Effective Check-Ins: Build Relationships and Performance
Sam Kalk • Published on Nov 29, 2020 • 5 min read
Regular manager meetings are one of the biggest points of potential leverage that organizations can make use of today. Easily overlooked and undervalued, the manager meeting, 1-on-1, or “Check-In” as we call it, can either develop or severely hinder the performance of employees as well as their motivation to do good work. The manager meeting is a grounding piece in the manager-employee relationship that builds trust, creates camaraderie, and fosters transparency that is invaluable to the employees’ career development. Productive Check-Ins can cover varying topics, but always contain a few integral portions that bolster the relationship and foster true career development for the individual contributor.
Make them Regular
The most important factor in running effective check-ins is to set them on a regular schedule. Employees and their managers should be able to depend on the fact that there is time set aside for them to connect and collaborate. Setting aside this time creates consistent space for employees to rely on and helps create an environment where their growth is the focus.
If meetings are only sporadically held, or worse, only at the employee’s request, the tone, purpose, and power dynamic of the meeting are not mutually understood or agreed upon.
Setting aside this time creates consistent space for employees to rely on and helps create an environment where their growth is the focus.

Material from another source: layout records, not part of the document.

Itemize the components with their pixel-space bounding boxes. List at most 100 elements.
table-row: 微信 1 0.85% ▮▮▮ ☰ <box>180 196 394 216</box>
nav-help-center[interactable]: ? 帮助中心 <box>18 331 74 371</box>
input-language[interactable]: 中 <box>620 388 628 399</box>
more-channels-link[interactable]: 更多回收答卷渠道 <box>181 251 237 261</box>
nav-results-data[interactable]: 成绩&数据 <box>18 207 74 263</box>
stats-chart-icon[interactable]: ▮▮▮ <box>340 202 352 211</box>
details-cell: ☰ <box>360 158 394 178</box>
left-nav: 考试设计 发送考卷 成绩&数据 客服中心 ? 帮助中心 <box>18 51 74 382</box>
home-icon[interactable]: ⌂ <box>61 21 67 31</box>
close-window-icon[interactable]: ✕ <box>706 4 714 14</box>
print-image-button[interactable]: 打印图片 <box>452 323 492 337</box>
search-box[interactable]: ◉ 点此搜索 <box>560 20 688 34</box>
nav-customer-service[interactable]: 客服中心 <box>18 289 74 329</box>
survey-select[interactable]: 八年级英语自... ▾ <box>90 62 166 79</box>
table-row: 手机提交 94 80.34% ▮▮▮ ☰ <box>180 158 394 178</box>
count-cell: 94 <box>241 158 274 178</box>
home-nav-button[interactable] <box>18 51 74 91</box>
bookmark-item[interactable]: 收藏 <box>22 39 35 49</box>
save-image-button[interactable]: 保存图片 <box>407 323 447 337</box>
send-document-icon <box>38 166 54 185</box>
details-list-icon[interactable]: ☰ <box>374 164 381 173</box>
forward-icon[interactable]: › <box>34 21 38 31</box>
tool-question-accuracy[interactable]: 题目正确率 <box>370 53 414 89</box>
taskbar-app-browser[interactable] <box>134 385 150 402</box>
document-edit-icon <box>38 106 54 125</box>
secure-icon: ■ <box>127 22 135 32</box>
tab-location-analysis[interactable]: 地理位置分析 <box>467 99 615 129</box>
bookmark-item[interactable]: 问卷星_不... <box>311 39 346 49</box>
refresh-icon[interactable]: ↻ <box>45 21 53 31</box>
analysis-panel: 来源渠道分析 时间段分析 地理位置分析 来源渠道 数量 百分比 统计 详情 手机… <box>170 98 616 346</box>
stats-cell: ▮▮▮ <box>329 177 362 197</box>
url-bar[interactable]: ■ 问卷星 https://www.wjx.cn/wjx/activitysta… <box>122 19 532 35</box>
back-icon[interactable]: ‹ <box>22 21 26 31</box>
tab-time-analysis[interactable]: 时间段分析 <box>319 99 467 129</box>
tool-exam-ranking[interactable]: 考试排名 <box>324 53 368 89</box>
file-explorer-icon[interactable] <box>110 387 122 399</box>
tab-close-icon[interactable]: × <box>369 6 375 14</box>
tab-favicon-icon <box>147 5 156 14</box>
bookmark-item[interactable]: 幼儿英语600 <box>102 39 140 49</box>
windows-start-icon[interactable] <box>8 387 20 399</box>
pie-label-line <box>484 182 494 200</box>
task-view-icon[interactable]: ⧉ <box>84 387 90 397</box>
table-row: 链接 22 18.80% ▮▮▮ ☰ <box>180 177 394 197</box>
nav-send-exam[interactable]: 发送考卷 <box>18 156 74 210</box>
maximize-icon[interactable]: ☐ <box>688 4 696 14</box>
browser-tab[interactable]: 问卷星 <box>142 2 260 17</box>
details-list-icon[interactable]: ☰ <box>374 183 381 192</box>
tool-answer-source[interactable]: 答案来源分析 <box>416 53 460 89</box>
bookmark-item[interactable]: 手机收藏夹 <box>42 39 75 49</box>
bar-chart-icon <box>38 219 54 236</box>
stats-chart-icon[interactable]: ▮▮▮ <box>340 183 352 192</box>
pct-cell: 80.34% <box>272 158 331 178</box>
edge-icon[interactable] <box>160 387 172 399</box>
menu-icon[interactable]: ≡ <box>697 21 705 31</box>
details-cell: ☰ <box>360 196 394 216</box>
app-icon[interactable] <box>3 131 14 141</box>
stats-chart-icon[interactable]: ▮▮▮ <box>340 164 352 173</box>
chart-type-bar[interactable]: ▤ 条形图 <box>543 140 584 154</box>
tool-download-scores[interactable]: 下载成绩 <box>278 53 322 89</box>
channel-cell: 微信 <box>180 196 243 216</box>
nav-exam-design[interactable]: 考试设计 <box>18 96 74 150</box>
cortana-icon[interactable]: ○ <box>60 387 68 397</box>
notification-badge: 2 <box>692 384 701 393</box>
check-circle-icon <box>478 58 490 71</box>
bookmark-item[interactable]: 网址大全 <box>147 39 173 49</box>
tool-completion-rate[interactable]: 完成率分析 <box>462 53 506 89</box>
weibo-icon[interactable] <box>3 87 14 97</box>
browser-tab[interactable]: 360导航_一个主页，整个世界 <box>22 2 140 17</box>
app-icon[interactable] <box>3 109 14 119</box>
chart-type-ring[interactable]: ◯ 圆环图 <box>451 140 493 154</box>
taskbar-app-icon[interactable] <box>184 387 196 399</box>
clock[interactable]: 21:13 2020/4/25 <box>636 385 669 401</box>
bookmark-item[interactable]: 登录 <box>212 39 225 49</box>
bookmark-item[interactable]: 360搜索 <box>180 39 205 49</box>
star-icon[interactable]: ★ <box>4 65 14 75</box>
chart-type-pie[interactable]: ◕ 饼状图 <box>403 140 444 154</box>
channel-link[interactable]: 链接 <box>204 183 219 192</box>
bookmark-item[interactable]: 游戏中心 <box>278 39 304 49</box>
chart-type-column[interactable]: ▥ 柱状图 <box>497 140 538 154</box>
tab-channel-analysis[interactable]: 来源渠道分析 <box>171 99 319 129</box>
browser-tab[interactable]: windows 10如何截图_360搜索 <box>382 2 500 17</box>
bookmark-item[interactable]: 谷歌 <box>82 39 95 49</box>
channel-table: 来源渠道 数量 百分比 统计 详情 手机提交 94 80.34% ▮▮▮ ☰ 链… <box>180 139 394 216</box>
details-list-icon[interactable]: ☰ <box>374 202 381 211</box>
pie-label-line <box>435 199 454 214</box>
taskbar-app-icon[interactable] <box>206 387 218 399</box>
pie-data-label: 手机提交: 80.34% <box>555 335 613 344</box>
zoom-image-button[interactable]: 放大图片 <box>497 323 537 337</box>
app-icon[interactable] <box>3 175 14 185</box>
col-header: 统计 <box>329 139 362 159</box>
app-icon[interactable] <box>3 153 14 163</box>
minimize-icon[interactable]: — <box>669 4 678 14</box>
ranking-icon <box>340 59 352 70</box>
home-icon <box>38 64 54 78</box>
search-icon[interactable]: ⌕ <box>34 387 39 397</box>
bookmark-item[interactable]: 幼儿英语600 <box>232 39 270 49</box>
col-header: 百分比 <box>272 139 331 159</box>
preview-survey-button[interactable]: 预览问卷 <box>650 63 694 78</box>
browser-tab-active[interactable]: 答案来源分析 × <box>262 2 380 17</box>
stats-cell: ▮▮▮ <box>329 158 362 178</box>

We recommend that managers set this time aside for each employee at a minimum of once a month, but find that (depending on the size of the team) weekly and bi-weekly Check-Ins can be even more beneficial. The frequency of the meeting should be determined by the needs and time constraints of the team.
Respect the Space
Because the tone of these regular meetings should be focused on career development and employee growth, it is imperative that both parties respect the time and space that they have devoted to each other. Ways to respect the space are:
As an employee this is the time to raise concerns, ask questions, and discover more about potential career paths. Prepare for the meeting ahead of time by jotting down a few questions, important topics that you’d like to cover, even feedback that you’d like to give. Building an agenda for the meeting can be extremely helpful to make sure all important topics are covered.
As a manager, this is the time to listen, get feedback, and give professional guidance. Prepare for the time by understanding the possibilities available to employees, knowing their success metrics, and reading over the agenda before the meeting to avoid any surprise topics.
Be on Time
Timeliness shows respect for each other’s schedules and the subject matter to be covered within the meeting (personal and professional development). Arrive prepared at a time that shows this respect.
Distractions are everywhere, and it’s important that they don’t seep into the meeting. If in person, keep phones away from view and computers closed. If holding the meeting over video conference, be sure to turn notifications off on devices to ensure full attention is paid to the subject matter at hand.
A shared record of Check-Ins creates built-in accountability for managers and employees. By documenting meetings in a centralized location, managers and employees have a place to which they can return to remember action items and helpful guidance, to record important portions of conversations, to prepare for subsequent meetings, and even to help inform future manager-employee relationships after a promotion or personnel shakeup. Organizations that use Motis Grow use the Check-In function to keep a consistent record of Check-Ins with employees, which is maintained on the Timeline.
Focus on Why
Many resources on meeting management assert that it’s important that manager check-ins be positive in nature. In reality, ensuring that every manager meeting will be positive is unrealistic, and contrary to what is needed by a healthy employee-manager relationship. Employees still need to receive valuable constructive feedback, and managers need a way they can adequately address performance issues (we recommend a 5:1 ratio of positive to constructive feedback).
Instead of pushing towards the goal of fostering overall positivity, managers and employees alike should work to focus on their “why”, the intrinsic motivators that drive people at a deeper level. These might be the joy that they get through the work that they do, the feeling they get when they help others, the love they feel for their family, or the connection they share with their team. It is imperative that organizations aid their employees in discovering and developing these intrinsic motivators, an exercise that can make for one or a number of interesting Check-In conversations.
By connecting performance and growth to intrinsically held values, Check-Ins can deliver constructive feedback and development conversations in a context that bolsters feelings of autonomy and agency for employees in regards to their performance and overall career development.